Con el tiempo, sus encuentros se prolongaron y mientras más días pasaban juntos, más ilusiones se hacía la indígena con su amado.

Ella sabía que provenían de castas muy diferentes, pero le prometió convertirse a su religión con tal de que pudieran casarse como era menester. Ya tenían tres preciosos hijos juntos, pero el padre no podía reconocerlos porque no vivían en Santo Matrimonio.

Cada vez que le hablaba del tema, él le daba largas.

—Comprende que por el momento no puedo ofrecerte casamiento —le dijo el hombre—, la gente es muy prejuiciosa y no quiero arriesgarme a que te señalen a ti, o a los niños. Ya nos casaremos, más adelante.

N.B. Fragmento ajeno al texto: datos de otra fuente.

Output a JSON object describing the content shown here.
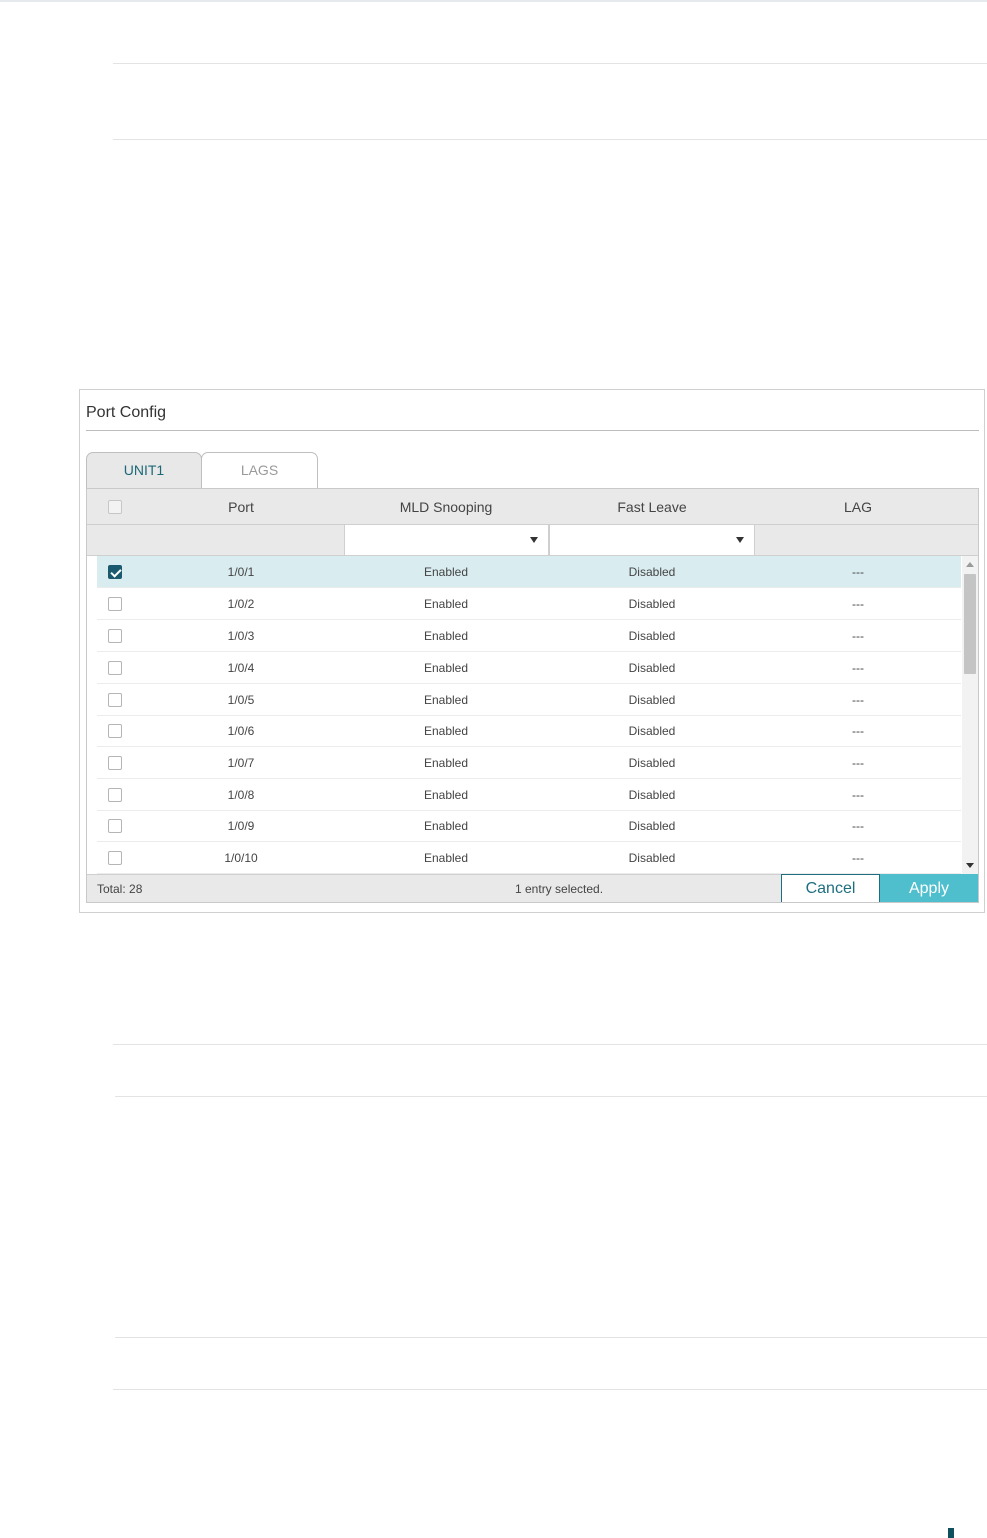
{
  "panel": {
    "title": "Port Config",
    "tabs": [
      {
        "label": "UNIT1",
        "active": true
      },
      {
        "label": "LAGS",
        "active": false
      }
    ],
    "columns": {
      "port": "Port",
      "mld_snooping": "MLD Snooping",
      "fast_leave": "Fast Leave",
      "lag": "LAG"
    },
    "filters": {
      "mld_snooping": "",
      "fast_leave": ""
    },
    "rows": [
      {
        "port": "1/0/1",
        "mld": "Enabled",
        "fast": "Disabled",
        "lag": "---",
        "checked": true
      },
      {
        "port": "1/0/2",
        "mld": "Enabled",
        "fast": "Disabled",
        "lag": "---",
        "checked": false
      },
      {
        "port": "1/0/3",
        "mld": "Enabled",
        "fast": "Disabled",
        "lag": "---",
        "checked": false
      },
      {
        "port": "1/0/4",
        "mld": "Enabled",
        "fast": "Disabled",
        "lag": "---",
        "checked": false
      },
      {
        "port": "1/0/5",
        "mld": "Enabled",
        "fast": "Disabled",
        "lag": "---",
        "checked": false
      },
      {
        "port": "1/0/6",
        "mld": "Enabled",
        "fast": "Disabled",
        "lag": "---",
        "checked": false
      },
      {
        "port": "1/0/7",
        "mld": "Enabled",
        "fast": "Disabled",
        "lag": "---",
        "checked": false
      },
      {
        "port": "1/0/8",
        "mld": "Enabled",
        "fast": "Disabled",
        "lag": "---",
        "checked": false
      },
      {
        "port": "1/0/9",
        "mld": "Enabled",
        "fast": "Disabled",
        "lag": "---",
        "checked": false
      },
      {
        "port": "1/0/10",
        "mld": "Enabled",
        "fast": "Disabled",
        "lag": "---",
        "checked": false
      }
    ],
    "footer": {
      "total": "Total: 28",
      "selected_info": "1 entry selected.",
      "cancel_label": "Cancel",
      "apply_label": "Apply"
    }
  },
  "icons": {
    "checkbox": "checkbox-icon",
    "dropdown": "chevron-down-icon",
    "scroll_up": "arrow-up-icon",
    "scroll_down": "arrow-down-icon"
  },
  "colors": {
    "accent": "#1b5a6e",
    "apply_button": "#4fbfcd",
    "selected_row": "#d9edf1",
    "active_tab_text": "#1d6877"
  }
}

Y la joven le creía, prometiendo esperar.

Un día, se encontraba en el mercado del pueblo, cuando escuchó como las campanas de la iglesia sonaban. La gente se arremolinaba en la entrada con algarabía, riendo. Una boda acababa de celebrarse y al parecer, quien se casaba era una persona importante en el lugar. La muchacha se acercó con curiosidad para ver de quien se trataba.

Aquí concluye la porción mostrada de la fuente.